One Billion Words In The English Language

Ken AshfordPopular CultureLeave a Comment

The Associated Press headline proclaims "English Language Hits 1 Billion Words" and the first three paragraphs of the article read:

A massive language research database responsible for bringing words such as "podcast" and "celebutante" to the pages of the Oxford dictionaries has officially hit a total of 1 billion words, researchers said Wednesday.

Drawing on sources such as weblogs, chatrooms, newspapers, magazines and fiction, the Oxford English Corpus spots emerging trends in language usage to help guide lexicographers when composing the most recent editions of dictionaries.

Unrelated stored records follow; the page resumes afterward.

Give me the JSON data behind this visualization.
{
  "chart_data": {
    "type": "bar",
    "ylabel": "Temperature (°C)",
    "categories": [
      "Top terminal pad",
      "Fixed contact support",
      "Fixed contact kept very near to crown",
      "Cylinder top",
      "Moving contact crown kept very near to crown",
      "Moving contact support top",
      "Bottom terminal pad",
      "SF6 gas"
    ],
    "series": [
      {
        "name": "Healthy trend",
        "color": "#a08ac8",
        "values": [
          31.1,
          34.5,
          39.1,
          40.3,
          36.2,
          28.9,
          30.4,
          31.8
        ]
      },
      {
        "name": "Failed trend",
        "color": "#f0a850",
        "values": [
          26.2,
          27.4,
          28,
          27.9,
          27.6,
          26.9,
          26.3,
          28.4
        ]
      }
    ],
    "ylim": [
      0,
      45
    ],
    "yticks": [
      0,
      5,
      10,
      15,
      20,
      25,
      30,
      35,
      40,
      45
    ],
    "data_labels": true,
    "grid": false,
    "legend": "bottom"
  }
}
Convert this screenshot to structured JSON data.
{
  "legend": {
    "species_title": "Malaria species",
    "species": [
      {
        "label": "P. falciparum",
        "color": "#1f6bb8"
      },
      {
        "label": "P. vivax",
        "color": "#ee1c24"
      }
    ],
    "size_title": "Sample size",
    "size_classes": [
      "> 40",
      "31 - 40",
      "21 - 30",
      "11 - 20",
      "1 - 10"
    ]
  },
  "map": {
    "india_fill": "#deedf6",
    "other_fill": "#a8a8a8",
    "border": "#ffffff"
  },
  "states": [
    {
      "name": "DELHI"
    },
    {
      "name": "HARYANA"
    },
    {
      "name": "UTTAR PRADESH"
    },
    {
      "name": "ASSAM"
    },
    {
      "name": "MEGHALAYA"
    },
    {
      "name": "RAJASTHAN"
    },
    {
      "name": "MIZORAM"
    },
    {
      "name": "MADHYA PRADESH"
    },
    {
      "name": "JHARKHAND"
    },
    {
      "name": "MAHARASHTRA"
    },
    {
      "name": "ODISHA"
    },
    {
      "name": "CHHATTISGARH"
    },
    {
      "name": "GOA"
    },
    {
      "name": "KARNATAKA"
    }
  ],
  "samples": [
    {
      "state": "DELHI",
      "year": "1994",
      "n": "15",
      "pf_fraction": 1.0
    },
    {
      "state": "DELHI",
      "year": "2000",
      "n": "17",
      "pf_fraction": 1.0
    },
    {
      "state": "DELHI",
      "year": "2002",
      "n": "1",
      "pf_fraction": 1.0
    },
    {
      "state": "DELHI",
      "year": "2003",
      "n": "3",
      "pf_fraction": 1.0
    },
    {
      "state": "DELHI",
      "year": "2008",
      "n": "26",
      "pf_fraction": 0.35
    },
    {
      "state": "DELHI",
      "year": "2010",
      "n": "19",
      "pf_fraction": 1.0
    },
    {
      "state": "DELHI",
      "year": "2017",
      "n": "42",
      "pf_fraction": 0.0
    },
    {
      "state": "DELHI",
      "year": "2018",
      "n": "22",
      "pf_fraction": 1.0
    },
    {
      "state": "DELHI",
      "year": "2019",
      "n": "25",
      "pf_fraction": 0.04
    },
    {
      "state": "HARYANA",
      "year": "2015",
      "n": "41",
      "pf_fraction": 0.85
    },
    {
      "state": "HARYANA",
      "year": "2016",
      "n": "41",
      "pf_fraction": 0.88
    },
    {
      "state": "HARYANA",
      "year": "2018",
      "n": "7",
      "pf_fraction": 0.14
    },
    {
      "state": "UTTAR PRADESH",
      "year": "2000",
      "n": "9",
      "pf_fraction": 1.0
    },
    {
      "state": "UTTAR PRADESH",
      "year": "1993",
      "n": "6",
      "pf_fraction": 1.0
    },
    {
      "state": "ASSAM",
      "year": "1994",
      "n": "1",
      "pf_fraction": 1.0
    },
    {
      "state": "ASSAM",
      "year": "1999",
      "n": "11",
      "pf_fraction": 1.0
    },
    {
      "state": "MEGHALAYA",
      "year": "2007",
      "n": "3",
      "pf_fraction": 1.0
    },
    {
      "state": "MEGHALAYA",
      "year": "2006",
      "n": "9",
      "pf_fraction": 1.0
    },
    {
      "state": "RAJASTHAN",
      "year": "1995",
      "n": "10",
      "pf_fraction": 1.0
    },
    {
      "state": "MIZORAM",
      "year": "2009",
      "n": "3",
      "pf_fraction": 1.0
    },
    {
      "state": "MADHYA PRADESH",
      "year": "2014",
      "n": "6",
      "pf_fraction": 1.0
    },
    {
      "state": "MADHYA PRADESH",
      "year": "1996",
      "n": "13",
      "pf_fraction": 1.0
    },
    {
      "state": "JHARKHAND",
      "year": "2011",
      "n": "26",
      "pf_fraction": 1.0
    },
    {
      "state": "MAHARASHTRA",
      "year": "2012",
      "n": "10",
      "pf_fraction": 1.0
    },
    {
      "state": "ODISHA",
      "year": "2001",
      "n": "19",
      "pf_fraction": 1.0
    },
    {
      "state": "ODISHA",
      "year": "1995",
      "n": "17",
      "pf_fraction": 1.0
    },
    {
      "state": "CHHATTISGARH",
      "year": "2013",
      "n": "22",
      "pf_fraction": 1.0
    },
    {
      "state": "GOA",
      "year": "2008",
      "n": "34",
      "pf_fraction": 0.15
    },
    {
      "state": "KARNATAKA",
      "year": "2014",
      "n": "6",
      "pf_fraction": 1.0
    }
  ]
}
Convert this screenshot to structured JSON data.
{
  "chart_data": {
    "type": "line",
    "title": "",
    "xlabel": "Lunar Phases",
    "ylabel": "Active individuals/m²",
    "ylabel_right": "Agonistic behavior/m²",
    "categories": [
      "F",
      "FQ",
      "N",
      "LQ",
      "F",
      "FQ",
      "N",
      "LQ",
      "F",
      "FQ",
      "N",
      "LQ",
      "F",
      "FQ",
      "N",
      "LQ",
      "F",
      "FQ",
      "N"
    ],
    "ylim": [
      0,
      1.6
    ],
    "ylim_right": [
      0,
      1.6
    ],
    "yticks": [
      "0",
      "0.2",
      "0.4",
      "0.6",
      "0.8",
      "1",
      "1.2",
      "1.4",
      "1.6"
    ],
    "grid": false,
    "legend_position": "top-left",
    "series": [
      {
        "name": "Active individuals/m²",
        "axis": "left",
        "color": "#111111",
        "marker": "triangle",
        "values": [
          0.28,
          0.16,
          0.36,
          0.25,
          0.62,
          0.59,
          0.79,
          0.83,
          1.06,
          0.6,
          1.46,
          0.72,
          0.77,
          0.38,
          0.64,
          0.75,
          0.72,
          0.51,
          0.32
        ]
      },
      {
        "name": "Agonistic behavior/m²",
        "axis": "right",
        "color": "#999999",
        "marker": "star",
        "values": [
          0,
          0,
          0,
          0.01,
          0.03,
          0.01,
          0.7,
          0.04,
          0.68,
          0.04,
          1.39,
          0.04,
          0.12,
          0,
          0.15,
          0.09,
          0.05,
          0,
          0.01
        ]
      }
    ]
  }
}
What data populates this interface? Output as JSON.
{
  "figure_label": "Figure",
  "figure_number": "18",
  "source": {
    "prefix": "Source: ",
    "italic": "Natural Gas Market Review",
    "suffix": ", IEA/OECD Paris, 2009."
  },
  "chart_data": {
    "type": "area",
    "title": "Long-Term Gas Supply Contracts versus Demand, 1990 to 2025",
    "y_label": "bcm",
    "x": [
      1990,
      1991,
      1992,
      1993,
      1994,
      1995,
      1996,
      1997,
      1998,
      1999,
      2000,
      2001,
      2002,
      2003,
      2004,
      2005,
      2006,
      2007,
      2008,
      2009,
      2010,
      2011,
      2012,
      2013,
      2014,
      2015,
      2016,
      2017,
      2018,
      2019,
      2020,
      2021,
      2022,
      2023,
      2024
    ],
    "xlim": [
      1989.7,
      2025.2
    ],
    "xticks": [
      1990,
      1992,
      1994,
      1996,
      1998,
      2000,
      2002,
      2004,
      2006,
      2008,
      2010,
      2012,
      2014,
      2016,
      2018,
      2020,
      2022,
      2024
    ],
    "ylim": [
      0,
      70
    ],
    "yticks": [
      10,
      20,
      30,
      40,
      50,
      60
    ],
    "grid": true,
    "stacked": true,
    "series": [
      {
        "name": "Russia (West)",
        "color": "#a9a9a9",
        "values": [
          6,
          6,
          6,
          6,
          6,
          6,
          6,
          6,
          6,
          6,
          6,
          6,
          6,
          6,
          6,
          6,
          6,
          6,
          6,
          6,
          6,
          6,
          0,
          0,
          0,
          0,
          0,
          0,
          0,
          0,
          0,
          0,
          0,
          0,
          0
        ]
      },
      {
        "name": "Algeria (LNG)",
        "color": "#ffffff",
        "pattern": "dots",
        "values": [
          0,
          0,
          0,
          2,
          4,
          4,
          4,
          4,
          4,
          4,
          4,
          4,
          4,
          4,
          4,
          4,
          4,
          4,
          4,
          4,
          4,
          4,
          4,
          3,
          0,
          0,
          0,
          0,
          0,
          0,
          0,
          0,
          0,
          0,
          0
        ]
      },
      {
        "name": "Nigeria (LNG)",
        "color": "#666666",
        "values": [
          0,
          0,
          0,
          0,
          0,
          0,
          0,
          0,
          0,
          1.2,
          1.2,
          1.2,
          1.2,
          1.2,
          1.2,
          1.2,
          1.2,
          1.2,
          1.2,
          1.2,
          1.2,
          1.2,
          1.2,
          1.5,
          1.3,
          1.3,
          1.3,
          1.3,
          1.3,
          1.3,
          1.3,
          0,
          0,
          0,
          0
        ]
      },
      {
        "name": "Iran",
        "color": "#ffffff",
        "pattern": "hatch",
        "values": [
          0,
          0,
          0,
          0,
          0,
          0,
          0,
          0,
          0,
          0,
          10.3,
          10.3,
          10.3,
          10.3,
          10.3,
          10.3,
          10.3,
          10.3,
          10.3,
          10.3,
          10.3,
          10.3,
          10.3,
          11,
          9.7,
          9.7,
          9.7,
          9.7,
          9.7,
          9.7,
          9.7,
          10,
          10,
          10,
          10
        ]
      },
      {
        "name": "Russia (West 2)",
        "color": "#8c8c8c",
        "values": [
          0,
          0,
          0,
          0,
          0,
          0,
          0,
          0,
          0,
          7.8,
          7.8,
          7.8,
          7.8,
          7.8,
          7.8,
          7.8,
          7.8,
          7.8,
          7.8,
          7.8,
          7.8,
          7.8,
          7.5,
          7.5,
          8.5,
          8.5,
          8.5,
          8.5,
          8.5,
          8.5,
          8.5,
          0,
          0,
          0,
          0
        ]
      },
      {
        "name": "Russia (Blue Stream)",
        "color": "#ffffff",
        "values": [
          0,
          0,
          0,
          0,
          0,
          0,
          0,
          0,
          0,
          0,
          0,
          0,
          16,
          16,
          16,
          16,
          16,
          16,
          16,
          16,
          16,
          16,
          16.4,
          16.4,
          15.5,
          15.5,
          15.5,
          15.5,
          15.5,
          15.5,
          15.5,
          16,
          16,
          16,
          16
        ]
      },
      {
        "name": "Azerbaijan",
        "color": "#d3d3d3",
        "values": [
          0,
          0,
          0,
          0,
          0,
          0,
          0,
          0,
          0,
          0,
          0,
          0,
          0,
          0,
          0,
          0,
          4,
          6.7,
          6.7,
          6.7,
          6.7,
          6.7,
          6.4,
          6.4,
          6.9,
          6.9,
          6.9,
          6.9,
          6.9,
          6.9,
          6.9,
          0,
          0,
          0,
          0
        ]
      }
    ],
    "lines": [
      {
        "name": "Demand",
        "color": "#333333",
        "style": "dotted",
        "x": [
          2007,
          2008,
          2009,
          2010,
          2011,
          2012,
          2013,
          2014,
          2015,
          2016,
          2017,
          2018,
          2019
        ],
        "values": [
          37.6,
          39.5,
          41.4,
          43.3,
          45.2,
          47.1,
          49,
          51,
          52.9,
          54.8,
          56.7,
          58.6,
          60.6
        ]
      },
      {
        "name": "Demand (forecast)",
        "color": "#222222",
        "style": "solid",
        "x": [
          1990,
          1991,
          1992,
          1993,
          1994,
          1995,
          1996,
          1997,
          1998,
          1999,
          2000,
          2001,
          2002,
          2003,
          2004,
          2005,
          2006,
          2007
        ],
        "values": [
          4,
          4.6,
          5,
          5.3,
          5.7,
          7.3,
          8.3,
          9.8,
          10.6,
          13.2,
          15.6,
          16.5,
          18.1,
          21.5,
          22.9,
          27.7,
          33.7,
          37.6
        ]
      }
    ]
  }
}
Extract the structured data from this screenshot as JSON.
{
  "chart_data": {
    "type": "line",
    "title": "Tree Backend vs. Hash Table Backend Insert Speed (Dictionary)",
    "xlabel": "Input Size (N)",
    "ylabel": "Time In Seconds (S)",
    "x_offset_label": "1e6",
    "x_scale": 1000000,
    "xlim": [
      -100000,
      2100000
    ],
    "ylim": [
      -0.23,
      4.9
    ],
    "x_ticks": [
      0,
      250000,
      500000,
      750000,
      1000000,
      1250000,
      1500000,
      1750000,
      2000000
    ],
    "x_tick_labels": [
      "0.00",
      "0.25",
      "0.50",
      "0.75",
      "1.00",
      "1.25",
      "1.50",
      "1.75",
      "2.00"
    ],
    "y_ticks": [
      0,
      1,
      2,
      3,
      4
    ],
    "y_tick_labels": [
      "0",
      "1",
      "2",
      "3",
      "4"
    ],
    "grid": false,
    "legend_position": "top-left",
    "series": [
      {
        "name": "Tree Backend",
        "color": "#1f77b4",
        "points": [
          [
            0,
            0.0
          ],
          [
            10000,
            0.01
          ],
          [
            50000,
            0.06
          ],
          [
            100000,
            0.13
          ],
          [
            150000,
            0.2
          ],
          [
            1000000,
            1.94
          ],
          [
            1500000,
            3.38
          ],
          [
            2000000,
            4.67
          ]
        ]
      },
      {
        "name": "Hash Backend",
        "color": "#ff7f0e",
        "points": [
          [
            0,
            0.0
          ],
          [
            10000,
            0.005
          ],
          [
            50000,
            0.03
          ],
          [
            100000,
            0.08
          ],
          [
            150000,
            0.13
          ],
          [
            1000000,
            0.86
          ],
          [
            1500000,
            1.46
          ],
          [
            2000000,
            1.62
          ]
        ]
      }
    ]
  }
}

The press publishes the Oxford English Dictionary, considered the most comprehensive dictionary of the language, which in its most recent August 2005 edition added words such as "supersize,""wiki" and "retail politics" to its pages.

Wow.  That’s a lot of words, you’re thinking.  (You’re also trying to figure out how many words you probably know).

But . . . not so fast, hombre.  The next graf spoils the party:

Oxford University Press lexicographer Catherine Soanes said the database is not a collection of 1 billion different words, but of sentences and other examples of the usage and spelling.

And if you go to the actual Oxford English Corpus website, you learn this:

Because the corpus is a collection of texts, there are not one billion different words: the humble word ‘the’, the commonest in the written language, accounts for 50 million of all the words in the corpus!

And you see this screenshot of a small snippet of the database, showing twenty instances of the word "sublime":

Corpus_concordance

And for all we know, there may be more than twenty appearances of the word "sublime" in the database.

So there aren’t one billion English words.  It’s just that the database used to catalogue and monitor English usage has collected one billion words, a far different (and less interesting) story.  And even then, most of the one billion words are repeated dozens, hundreds, thousands, or even millions of times.

Now go back to the top of this post and read the AP headline.  Deceptive, isn’t it?